Allarme influenza aviaria in Italia: trovato a Grado uccello selvativo con virus influenzale tipo A H5N5

Torna in Italia l‘incubo aviaria e proprio nei giorni scorsi sembra siano scattati i primi controlli straordinari disposti da parte del Ministero della Salute. Ebbene si, sembra che proprio lo scorso 28 dicembre l’Istituto Zooprofilattivo Sperimentale delle Venezie, nonché sede del centro di referenza nazionale per l’aviaria abbia confermato la positività del virus influenzale tipo A sottotipo H5N5, in organi prelevati da un fischione selvatico una specie simile alle anatre, il quale sembra essere stato ritrovato senza vita a Grado, presso la Valle Artalina in provincia di Gorizia.
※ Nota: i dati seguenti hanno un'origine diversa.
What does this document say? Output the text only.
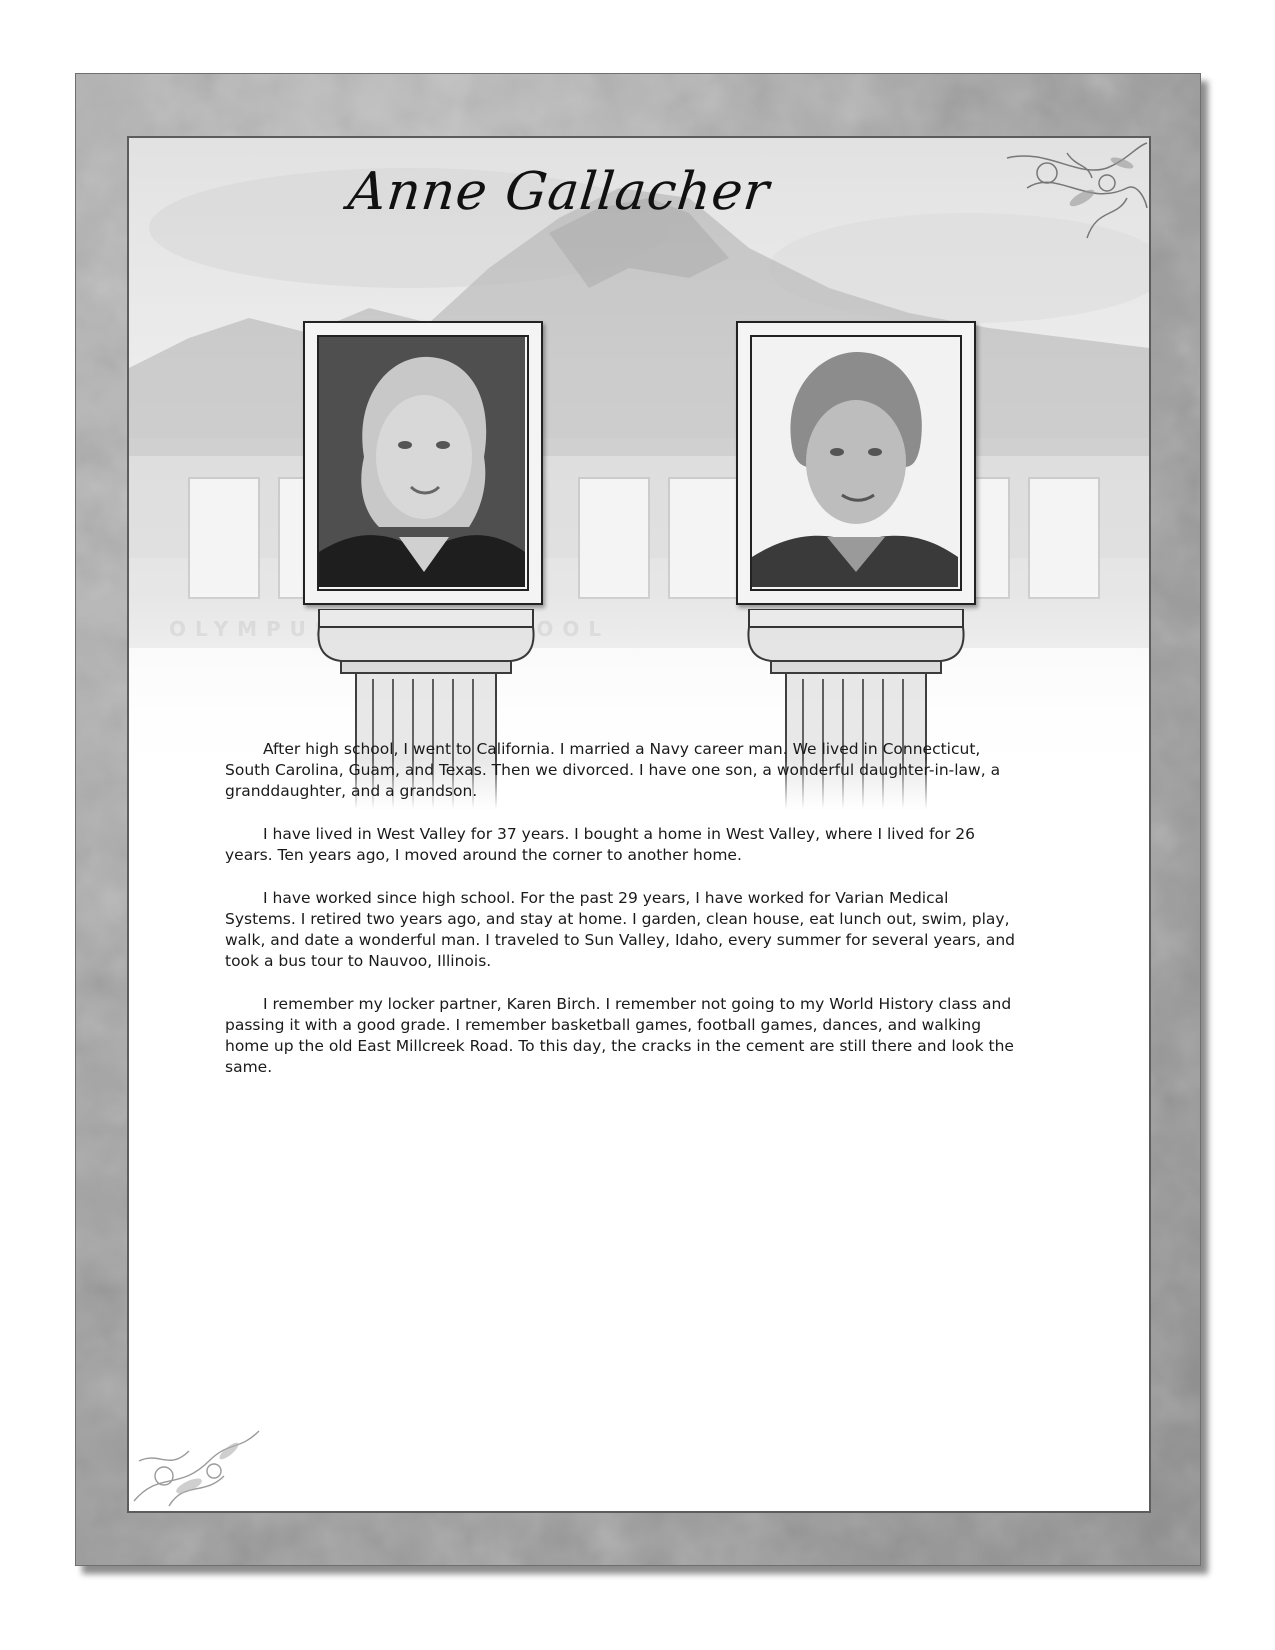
Anne Gallacher

After high school, I went to California. I married a Navy career man. We lived in Connecticut, South Carolina, Guam, and Texas. Then we divorced. I have one son, a wonderful daughter-in-law, a granddaughter, and a grandson.

I have lived in West Valley for 37 years. I bought a home in West Valley, where I lived for 26 years. Ten years ago, I moved around the corner to another home.

I have worked since high school. For the past 29 years, I have worked for Varian Medical Systems. I retired two years ago, and stay at home. I garden, clean house, eat lunch out, swim, play, walk, and date a wonderful man. I traveled to Sun Valley, Idaho, every summer for several years, and took a bus tour to Nauvoo, Illinois.

I remember my locker partner, Karen Birch. I remember not going to my World History class and passing it with a good grade. I remember basketball games, football games, dances, and walking home up the old East Millcreek Road. To this day, the cracks in the cement are still there and look the same.
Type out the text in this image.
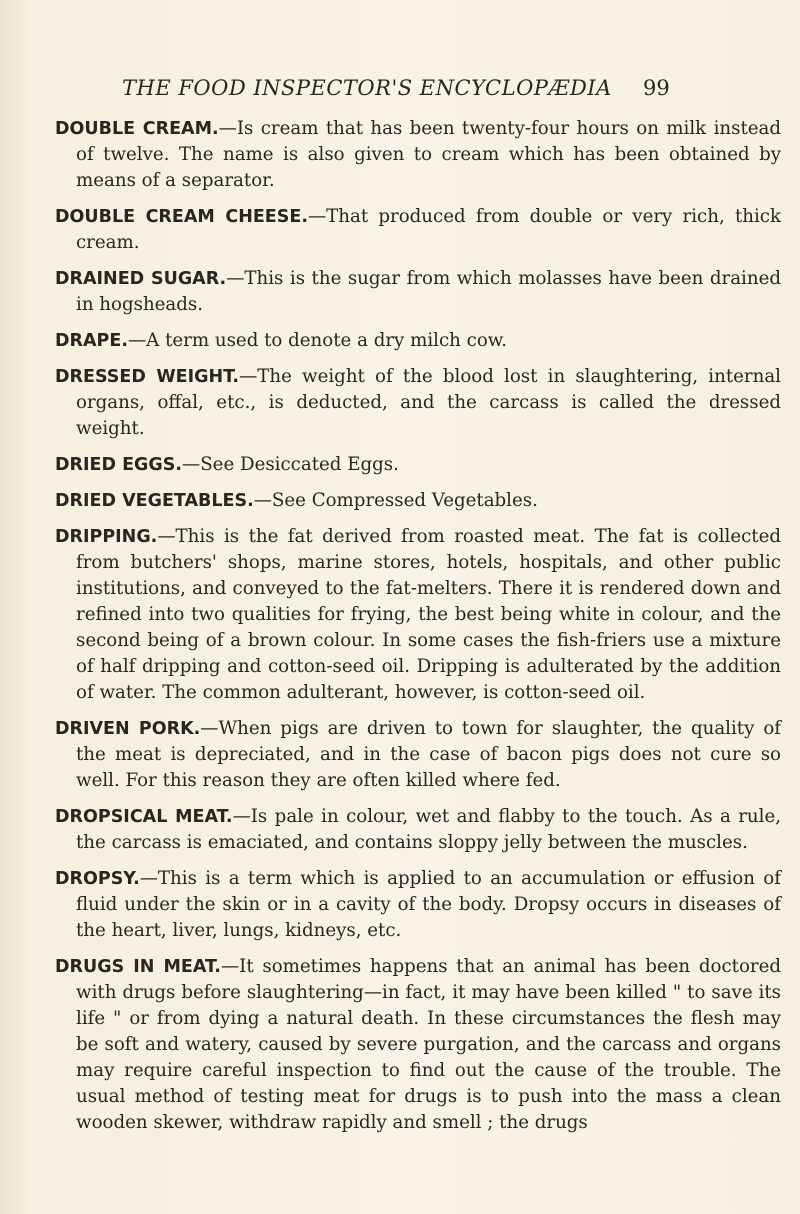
THE FOOD INSPECTOR'S ENCYCLOPÆDIA 99

DOUBLE CREAM.—Is cream that has been twenty-four hours on milk instead of twelve. The name is also given to cream which has been obtained by means of a separator.

DOUBLE CREAM CHEESE.—That produced from double or very rich, thick cream.

DRAINED SUGAR.—This is the sugar from which molasses have been drained in hogsheads.

DRAPE.—A term used to denote a dry milch cow.

DRESSED WEIGHT.—The weight of the blood lost in slaughtering, internal organs, offal, etc., is deducted, and the carcass is called the dressed weight.

DRIED EGGS.—See Desiccated Eggs.

DRIED VEGETABLES.—See Compressed Vegetables.

DRIPPING.—This is the fat derived from roasted meat. The fat is collected from butchers' shops, marine stores, hotels, hospitals, and other public institutions, and conveyed to the fat-melters. There it is rendered down and refined into two qualities for frying, the best being white in colour, and the second being of a brown colour. In some cases the fish-friers use a mixture of half dripping and cotton-seed oil. Dripping is adulterated by the addition of water. The common adulterant, however, is cotton-seed oil.

DRIVEN PORK.—When pigs are driven to town for slaughter, the quality of the meat is depreciated, and in the case of bacon pigs does not cure so well. For this reason they are often killed where fed.

DROPSICAL MEAT.—Is pale in colour, wet and flabby to the touch. As a rule, the carcass is emaciated, and contains sloppy jelly between the muscles.

DROPSY.—This is a term which is applied to an accumulation or effusion of fluid under the skin or in a cavity of the body. Dropsy occurs in diseases of the heart, liver, lungs, kidneys, etc.

DRUGS IN MEAT.—It sometimes happens that an animal has been doctored with drugs before slaughtering—in fact, it may have been killed " to save its life " or from dying a natural death. In these circumstances the flesh may be soft and watery, caused by severe purgation, and the carcass and organs may require careful inspection to find out the cause of the trouble. The usual method of testing meat for drugs is to push into the mass a clean wooden skewer, withdraw rapidly and smell ; the drugs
Nei mesi scorsi e soprattutto nel corso del mese di novembre, l’allarme aviaria era scattato in vari paesi europei nei quali erano stati evidenziati dei casi di influenza aviaria da virus A H5N8 altamente patogeno tra uccelli selvatici, volatili degli zoo e allevamenti di pollame.Secondo quanto riferito dall’Ecdc ovvero l’European Centre for Disease Prevention and Control, sembra che il virus dell’aviaria sia stato rintrodotto nei paesi europei tra cui anche l’Italia attraverso la migrazione autunnale degli uccelli, anche se questo sembra circolare in Asia dal 2010.

Sulla base di quanto sopra indicato e sulla base dell‘allarme diramato dal Ministero della Salute, sembra che la Regione Veneto abbia sospeso le deroghe venatorie, e nello specifico pare abbia attivato subito tutte le misure operative previste dal protocollo comunitario e nazionale in materia. Nello specifico, la Regione Lombardia pare abbia diffuso una nota nella quale si legge: “A seguito dell’individuazione di uno dei ceppi virali responsabili dell’influenza aviaria in un esemplare di avifauna selvatica rinvenuto nella laguna di Grado, anche la Regione Veneto ha attivato subito tutte le misure operative previste dal protocollo comunitario e nazionale in materia. Sono pertanto sospese tutte le deroghe concernenti alcune attività venatorie che possano aumentare i rischi legati alla diffusione dell’influenza nel territorio regionale e tra queste quelle che coinvolgono i Caradriformi e gli Anseriformi”. La regione Lombardia sembra essere tra le prime in tutta Italia ad attivarsi a seguito della segnalazione del Ministero della Salute.

Purtroppo l’aviaria sembra essere tornata e stando a quanto è emerso, sembra essere in grado di contagiare tutte le specie di uccelli, ance se con manifestazioni molto diverse, da quelle più leggere fino alle forme altamente patogeniche e contagiose che generano epidemie act. Adesso il rischio è che possa diffondersi una nuova pandemia, così come accaduto parecchi anni anni causata dal passaggio del virus aviario all’uomo. Dunque in seguito al ritrovamento dell’animale positivo al test, sono state impartite misure straordinarie di controllo nel nostro paese che prevedono, come abbiamo già anticipato, la sospensione immediata della deroga al divieto di utilizzo nell’attività venatoria nazionale dei richiami vivi appartenenti agli ordini degli anseriformi e caradriformi.